The University of Leeds: This work will cement the University of Leeds as a leading centre of digital dermatopathology through the combined expertise of the melanoma and digital pathology research groups.

The University of Glasgow: This research will further the University of Glasgow's reputation and the foremost UK centre of cellular behaviour and the environment in cancer metastasis.

Wider academic community: We anticipate that the dissemination of this work will promote others to start using similar techniques, which will be hugely beneficial for the wider academic community and research area for melanoma and for other cancers. Moreover, my position as a ACF in digital pathology is unique in the UK. Through the presentation of my work at pathology conferences in particular, I hope to promote interest in digital pathology and encourage pathology trainees to get involved; pathologist's involvement in development and application of digital pathology is essential to ensure that the opportunities this technology provides are appropriately applied. Moreover, we are in the process of seeking ethical approval for sharing of the anonymised Leeds Melanoma Cohort with other academics; this will be a highly valuable resource for other academics.

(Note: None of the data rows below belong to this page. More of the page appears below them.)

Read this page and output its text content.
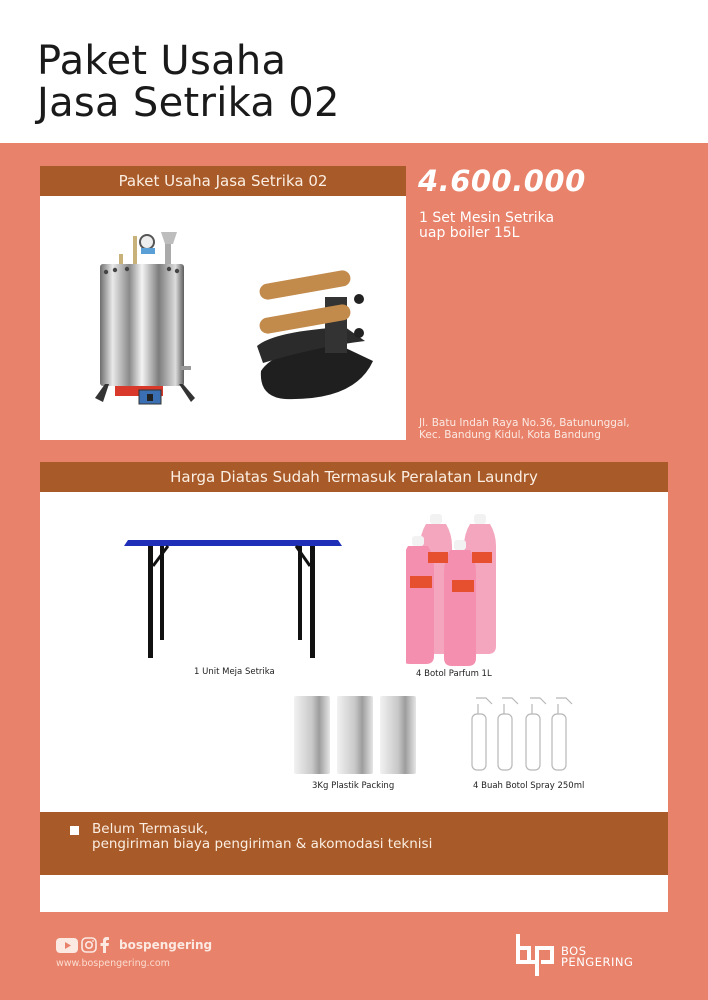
Paket Usaha
Jasa Setrika 02
Paket Usaha Jasa Setrika 02	4.600.000
1 Set Mesin Setrika
uap boiler 15L
Jl. Batu Indah Raya No.36, Batununggal,
Kec. Bandung Kidul, Kota Bandung
Harga Diatas Sudah Termasuk Peralatan Laundry
1 Unit Meja Setrika	4 Botol Parfum 1L
3Kg Plastik Packing	4 Buah Botol Spray 250ml
Belum Termasuk,
pengiriman biaya pengiriman & akomodasi teknisi
bospengering
www.bospengering.com
BOS
PENGERING
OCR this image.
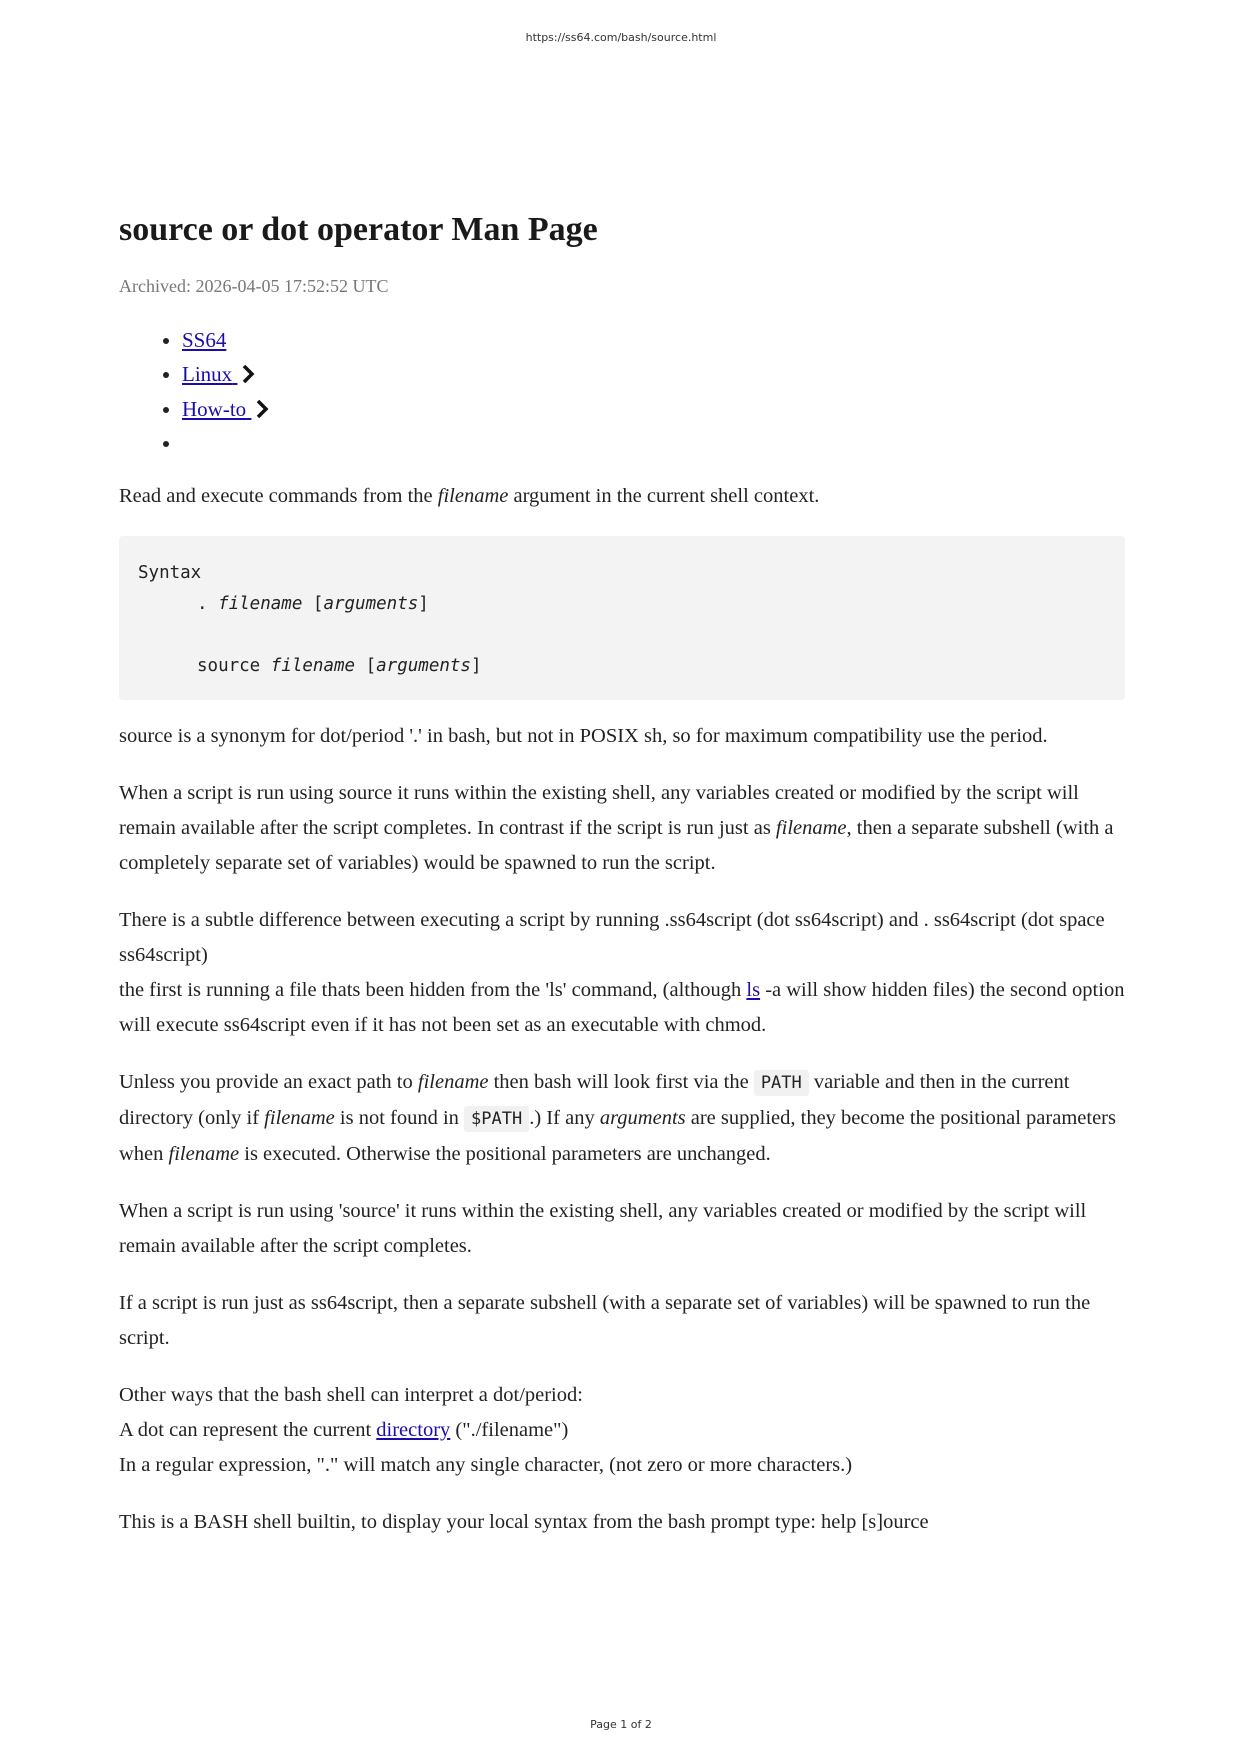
https://ss64.com/bash/source.html
source or dot operator Man Page
Archived: 2026-04-05 17:52:52 UTC
• SS64
• Linux
• How-to
•

Read and execute commands from the filename argument in the current shell context.

Syntax
. filename [arguments]
source filename [arguments]

source is a synonym for dot/period '.' in bash, but not in POSIX sh, so for maximum compatibility use the period.

When a script is run using source it runs within the existing shell, any variables created or modified by the script will remain available after the script completes. In contrast if the script is run just as filename, then a separate subshell (with a completely separate set of variables) would be spawned to run the script.

There is a subtle difference between executing a script by running .ss64script (dot ss64script) and . ss64script (dot space ss64script)
the first is running a file thats been hidden from the 'ls' command, (although ls -a will show hidden files) the second option will execute ss64script even if it has not been set as an executable with chmod.

Unless you provide an exact path to filename then bash will look first via the PATH variable and then in the current directory (only if filename is not found in $PATH .) If any arguments are supplied, they become the positional parameters when filename is executed. Otherwise the positional parameters are unchanged.

When a script is run using 'source' it runs within the existing shell, any variables created or modified by the script will remain available after the script completes.

If a script is run just as ss64script, then a separate subshell (with a separate set of variables) will be spawned to run the script.

Other ways that the bash shell can interpret a dot/period:
A dot can represent the current directory ("./filename")
In a regular expression, "." will match any single character, (not zero or more characters.)

This is a BASH shell builtin, to display your local syntax from the bash prompt type: help [s]ource

Page 1 of 2
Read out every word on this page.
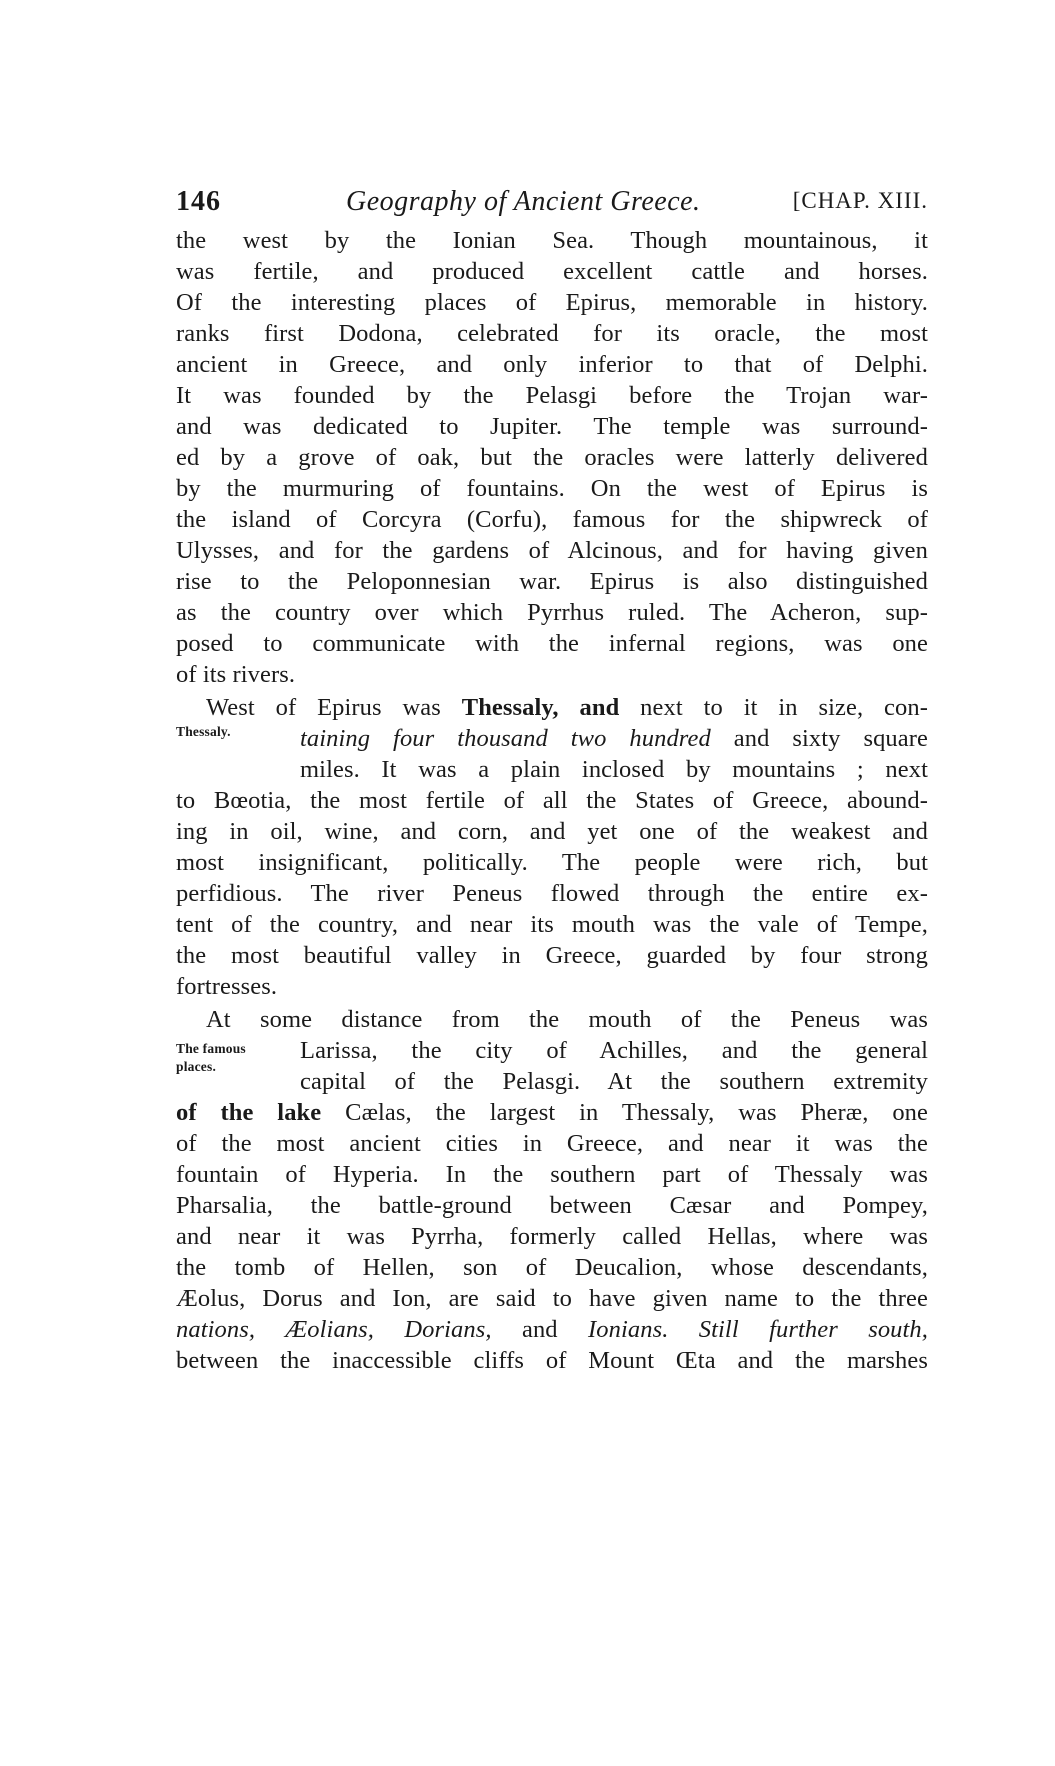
146	Geography of Ancient Greece.	[CHAP. XIII.
the west by the Ionian Sea. Though mountainous, it
was fertile, and produced excellent cattle and horses.
Of the interesting places of Epirus, memorable in history.
ranks first Dodona, celebrated for its oracle, the most
ancient in Greece, and only inferior to that of Delphi.
It was founded by the Pelasgi before the Trojan war-
and was dedicated to Jupiter. The temple was surround-
ed by a grove of oak, but the oracles were latterly delivered
by the murmuring of fountains. On the west of Epirus is
the island of Corcyra (Corfu), famous for the shipwreck of
Ulysses, and for the gardens of Alcinous, and for having given
rise to the Peloponnesian war. Epirus is also distinguished
as the country over which Pyrrhus ruled. The Acheron, sup-
posed to communicate with the infernal regions, was one
of its rivers.
Thessaly.
West of Epirus was Thessaly, and next to it in size, con-
taining four thousand two hundred and sixty square
miles. It was a plain inclosed by mountains ; next
to Bœotia, the most fertile of all the States of Greece, abound-
ing in oil, wine, and corn, and yet one of the weakest and
most insignificant, politically. The people were rich, but
perfidious. The river Peneus flowed through the entire ex-
tent of the country, and near its mouth was the vale of Tempe,
the most beautiful valley in Greece, guarded by four strong
fortresses.
The famous
places.
At some distance from the mouth of the Peneus was
Larissa, the city of Achilles, and the general
capital of the Pelasgi. At the southern extremity
of the lake Cælas, the largest in Thessaly, was Pheræ, one
of the most ancient cities in Greece, and near it was the
fountain of Hyperia. In the southern part of Thessaly was
Pharsalia, the battle-ground between Cæsar and Pompey,
and near it was Pyrrha, formerly called Hellas, where was
the tomb of Hellen, son of Deucalion, whose descendants,
Æolus, Dorus and Ion, are said to have given name to the three
nations, Æolians, Dorians, and Ionians. Still further south,
between the inaccessible cliffs of Mount Œta and the marshes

NHS: The use of AI to develop diagnostic algorithms for melanoma would lead to its application to other areas of diagnostic difficulty and potentially to centralised high-throughput screening in histopathology. We postulate that this would be very beneficial to the NHS, particularly since patient populations are expanding rapidly, whilst pathologist numbers are dwindling.

Industry: The health technology industry who provide the artificial intelligence software will benefit from this research, as the software will be tested and further developed through the course of this project. Other companies will also be aided by highlighting the potentials for this technology.